Le
temps du passage couvert entre la grand’rue et celle
qui lui est parallèle – on ne disait pas traboule pour celui-ci,
ni pour l’autre légèrement plus haut dans la rue, trop large sans
doute, mais bien passage – les voix flottent, dans une
matière autre que si elles s’étaient échangées dans la rue
toute proche, on les dirait plus sourdes ou suspendues , presque
inaccessibles.

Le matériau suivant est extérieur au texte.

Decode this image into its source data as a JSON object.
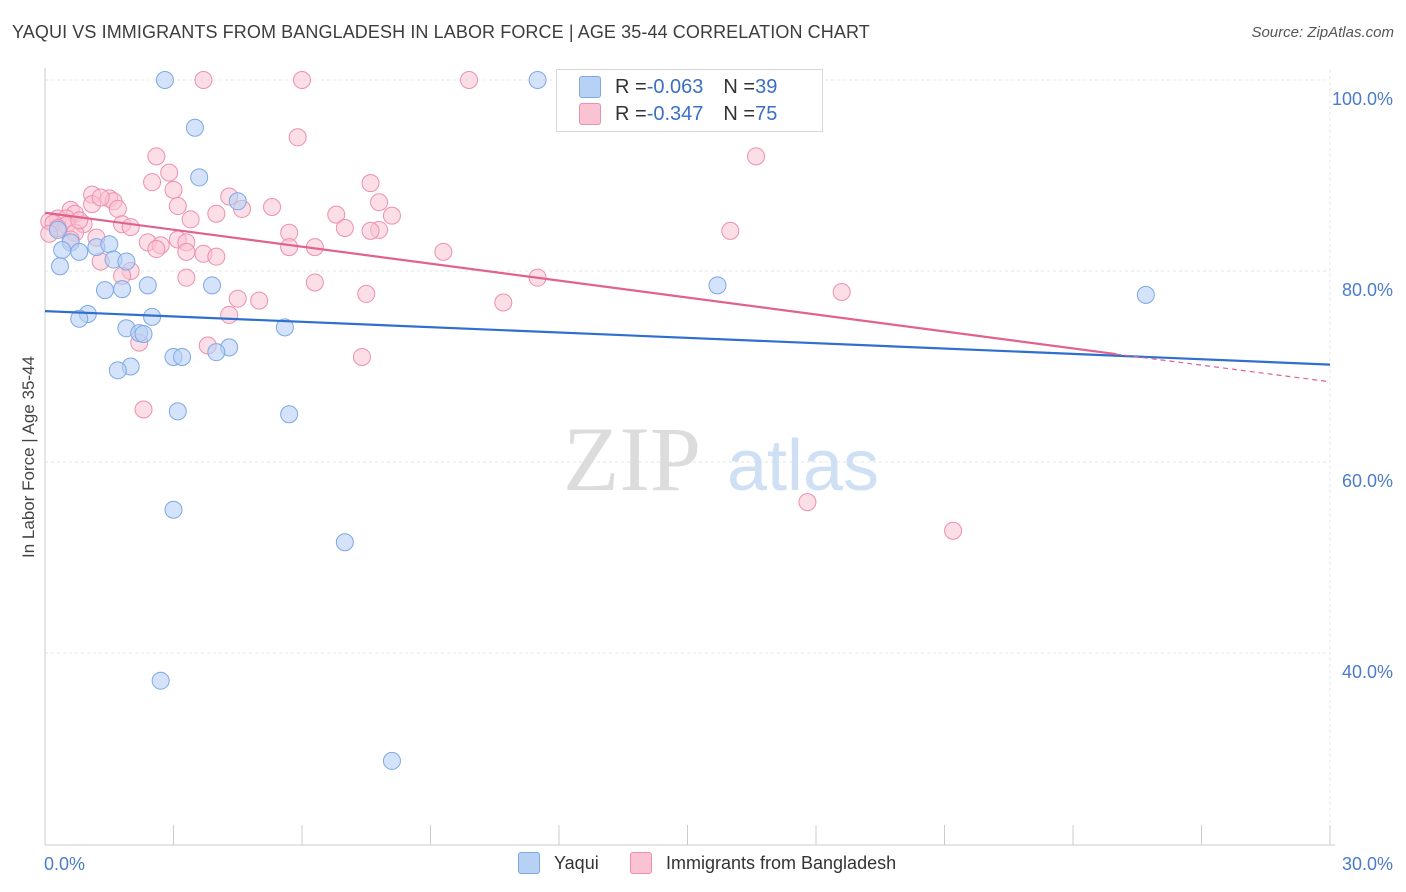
{
  "header": {
    "title": "YAQUI VS IMMIGRANTS FROM BANGLADESH IN LABOR FORCE | AGE 35-44 CORRELATION CHART",
    "source": "Source: ZipAtlas.com"
  },
  "watermark": {
    "zip": "ZIP",
    "atlas": "atlas"
  },
  "legend_top": {
    "rows": [
      {
        "r_label": "R = ",
        "r_value": "-0.063",
        "n_label": "N = ",
        "n_value": "39"
      },
      {
        "r_label": "R = ",
        "r_value": "-0.347",
        "n_label": "N = ",
        "n_value": "75"
      }
    ]
  },
  "chart_data": {
    "type": "scatter",
    "title": "YAQUI VS IMMIGRANTS FROM BANGLADESH IN LABOR FORCE | AGE 35-44 CORRELATION CHART",
    "xlabel": "",
    "ylabel": "In Labor Force | Age 35-44",
    "xlim": [
      0,
      30
    ],
    "ylim": [
      20,
      104
    ],
    "x_tick_labels": [
      "0.0%",
      "30.0%"
    ],
    "y_ticks": [
      40,
      60,
      80,
      100
    ],
    "y_tick_labels": [
      "40.0%",
      "60.0%",
      "80.0%",
      "100.0%"
    ],
    "grid": true,
    "legend_position": "bottom",
    "colors": {
      "yaqui_fill": "#b7d1f5",
      "yaqui_stroke": "#7ea8e4",
      "yaqui_line": "#2f6fcf",
      "bangladesh_fill": "#f9c3d4",
      "bangladesh_stroke": "#ee8fae",
      "bangladesh_line": "#e0628f",
      "tick": "#4a7cc9"
    },
    "series": [
      {
        "name": "Yaqui",
        "r": -0.063,
        "n": 39,
        "trend": {
          "x": [
            0,
            30
          ],
          "y": [
            75.8,
            70.2
          ]
        },
        "points": [
          [
            2.8,
            100
          ],
          [
            11.5,
            100
          ],
          [
            3.5,
            95
          ],
          [
            3.6,
            89.8
          ],
          [
            4.5,
            87.3
          ],
          [
            0.3,
            84.3
          ],
          [
            0.6,
            83
          ],
          [
            1.2,
            82.5
          ],
          [
            1.5,
            82.8
          ],
          [
            0.8,
            82
          ],
          [
            1.6,
            81.2
          ],
          [
            1.9,
            81
          ],
          [
            0.4,
            82.2
          ],
          [
            0.35,
            80.5
          ],
          [
            1.4,
            78
          ],
          [
            1.8,
            78.1
          ],
          [
            2.4,
            78.5
          ],
          [
            3.9,
            78.5
          ],
          [
            1.0,
            75.5
          ],
          [
            0.8,
            75
          ],
          [
            2.5,
            75.2
          ],
          [
            1.9,
            74
          ],
          [
            2.2,
            73.5
          ],
          [
            2.3,
            73.4
          ],
          [
            5.6,
            74.1
          ],
          [
            4.3,
            72
          ],
          [
            4,
            71.5
          ],
          [
            3.0,
            71
          ],
          [
            3.2,
            71
          ],
          [
            2.0,
            70
          ],
          [
            1.7,
            69.6
          ],
          [
            3.1,
            65.3
          ],
          [
            5.7,
            65
          ],
          [
            3.0,
            55
          ],
          [
            7.0,
            51.6
          ],
          [
            2.7,
            37.1
          ],
          [
            8.1,
            28.7
          ],
          [
            15.7,
            78.5
          ],
          [
            25.7,
            77.5
          ]
        ]
      },
      {
        "name": "Immigrants from Bangladesh",
        "r": -0.347,
        "n": 75,
        "trend": {
          "x": [
            0,
            25
          ],
          "y": [
            86.1,
            71.3
          ]
        },
        "trend_dashed": {
          "x": [
            25,
            30
          ],
          "y": [
            71.3,
            68.4
          ]
        },
        "points": [
          [
            3.7,
            100
          ],
          [
            6.0,
            100
          ],
          [
            9.9,
            100
          ],
          [
            5.9,
            94
          ],
          [
            2.6,
            92
          ],
          [
            16.6,
            92
          ],
          [
            2.9,
            90.3
          ],
          [
            2.5,
            89.3
          ],
          [
            3.0,
            88.5
          ],
          [
            7.6,
            89.2
          ],
          [
            1.1,
            88.0
          ],
          [
            4.3,
            87.8
          ],
          [
            1.5,
            87.6
          ],
          [
            1.6,
            87.3
          ],
          [
            7.8,
            87.2
          ],
          [
            1.1,
            87.0
          ],
          [
            3.1,
            86.8
          ],
          [
            5.3,
            86.7
          ],
          [
            1.7,
            86.5
          ],
          [
            4.6,
            86.5
          ],
          [
            0.6,
            86.4
          ],
          [
            4.0,
            86
          ],
          [
            0.7,
            86
          ],
          [
            6.8,
            85.9
          ],
          [
            8.1,
            85.8
          ],
          [
            0.3,
            85.5
          ],
          [
            0.5,
            85.5
          ],
          [
            0.1,
            85.2
          ],
          [
            3.4,
            85.4
          ],
          [
            0.2,
            85.0
          ],
          [
            0.5,
            84.8
          ],
          [
            0.9,
            84.9
          ],
          [
            1.8,
            84.9
          ],
          [
            0.3,
            84.5
          ],
          [
            2.0,
            84.6
          ],
          [
            7.0,
            84.5
          ],
          [
            7.8,
            84.3
          ],
          [
            7.6,
            84.2
          ],
          [
            16.0,
            84.2
          ],
          [
            0.7,
            84
          ],
          [
            5.7,
            84
          ],
          [
            0.1,
            83.9
          ],
          [
            1.2,
            83.5
          ],
          [
            0.6,
            83.3
          ],
          [
            3.1,
            83.3
          ],
          [
            2.4,
            83
          ],
          [
            3.3,
            83
          ],
          [
            2.7,
            82.7
          ],
          [
            5.7,
            82.5
          ],
          [
            6.3,
            82.5
          ],
          [
            2.6,
            82.3
          ],
          [
            9.3,
            82.0
          ],
          [
            3.3,
            82
          ],
          [
            3.7,
            81.8
          ],
          [
            4.0,
            81.5
          ],
          [
            1.3,
            81
          ],
          [
            2.0,
            80
          ],
          [
            1.8,
            79.5
          ],
          [
            11.5,
            79.3
          ],
          [
            3.3,
            79.3
          ],
          [
            6.3,
            78.8
          ],
          [
            18.6,
            77.8
          ],
          [
            7.5,
            77.6
          ],
          [
            4.5,
            77.1
          ],
          [
            5.0,
            76.9
          ],
          [
            10.7,
            76.7
          ],
          [
            4.3,
            75.4
          ],
          [
            2.2,
            72.5
          ],
          [
            3.8,
            72.2
          ],
          [
            7.4,
            71.0
          ],
          [
            2.3,
            65.5
          ],
          [
            17.8,
            55.8
          ],
          [
            21.2,
            52.8
          ],
          [
            1.3,
            87.7
          ],
          [
            0.8,
            85.3
          ]
        ]
      }
    ]
  },
  "bottom_legend": {
    "items": [
      {
        "label": "Yaqui"
      },
      {
        "label": "Immigrants from Bangladesh"
      }
    ]
  }
}
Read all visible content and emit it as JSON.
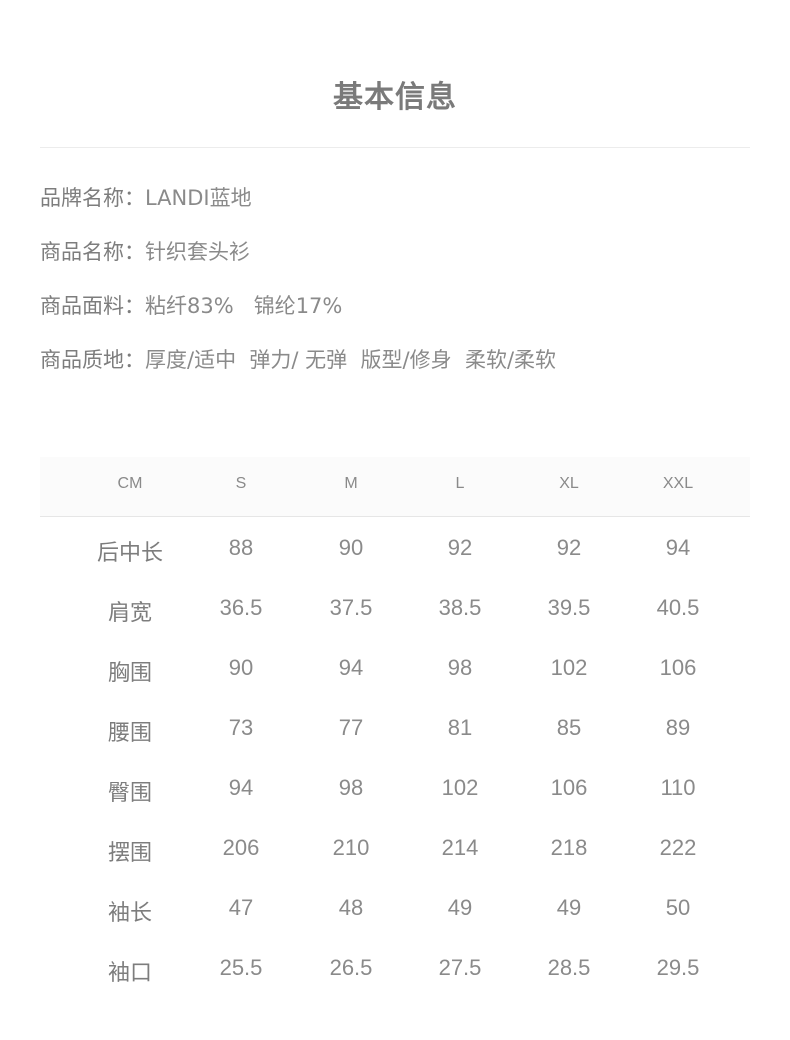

Il se pourrait même que ce soit des voix d’avant,
sans contours, ni repères, s’échappant d’un monde immobile et
irréel, et que les mots issus des conversations – entre une mère
et son fils, un jeune couple, un groupe de filles excitées, ou ces
deux là plus âgés serrés l’un contre l’autre se parlant avec
attention et marchant de même – aient déjà été prononcés il
y a longtemps et reviennent juste s’incarner pour le court moment
où ils traversent dans un sens ou dans l’autre ce passage
d’une cinquantaine de mètres environ, où quelques vitrines
tentent d’égayer, de retenir le regard et d’inciter à entrer:
boutiques de vêtements, de chaussures, de téléphonie, salon de
thé, bijouterie, agence immobilière … Des voix attrapées,
piégées par le plafond de verre, puis renvoyées par la voûte,
traversée de toutes les voix pressées, compressées dans le
palimpseste d’un monde qui n’existe plus … Se revoir à huit
ans les jeudis après-midi à traverser la ville d’est en ouest
pour aller voir les grands—parents, et emprunter forcément ce
passage pour raccourcir un peu le trajet à l’aller , mais
curieusement jamais au retour, visualiser cette petite fille se
déportant instinctivement sur le côté droit , celui opposé à la
porte qui menait, on n’était pas près de l’oublier, chez un
docteur que l’on n’avait nulle envie de revoir…. On espérait
l’issue opposée du passage avec le tram qui circulait dans les
deux sens et par-dessus tout la boutique du chocolatier d’où
s’échappaient des odeurs qui titillaient les narines, dont on ne
faisait que rêver car dans cette boutique on n’y entrait jamais,
bien trop chic et chère bien sûr, mais les effluves étaient
offertes à tous …. Traverser ce passage comme on traverse le jour
, non plus sur le côté, mais en plein milieu – sereinement –
pour être en résonance parfaite, sans se frotter aux échardes du
passé, jeter un œil distrait sur les vitrines, penser que ce
marchand de chaussures était déjà là du temps d’avant, vérifier
que la plaque du médecin a disparu, depuis longtemps sans doute,
progresser vers la lumière de la grand’ rue et une fois la clarté
retrouvée à l’autre bout , hésiter, mais si peu, traverser la
rue entre deux trams, entrer fièrement dans la boutique du
chocolatier acheter des bâtons de chocolat à la crème – quel
parfum madame? Vanille bien sûr – et ne pas attendre , ouvrir la
boîte et croquer dans un bâtonnet les yeux fermés…. être en
dehors et en dedans dans un même instant, être soi et l’enfant
qu’on a été ou que l’on croit avoir été.
12 ème texte (correspondant à la proposition d'écriture de la vidéo 12) pour
l'atelier d'écriture d'été animé par François Bon sur son site
Tiers-Livre: " Construire une ville avec des mots".
1 commentaire:
Je suppose que ça prend forme peu à peu, en tout cas c'est un vrai régal de te suivre dans ces itinéraires familiers. Bel été à toi. Nous filons à Saugues pour qqs jours puis ce sera la Drôme (presque sans canne ...).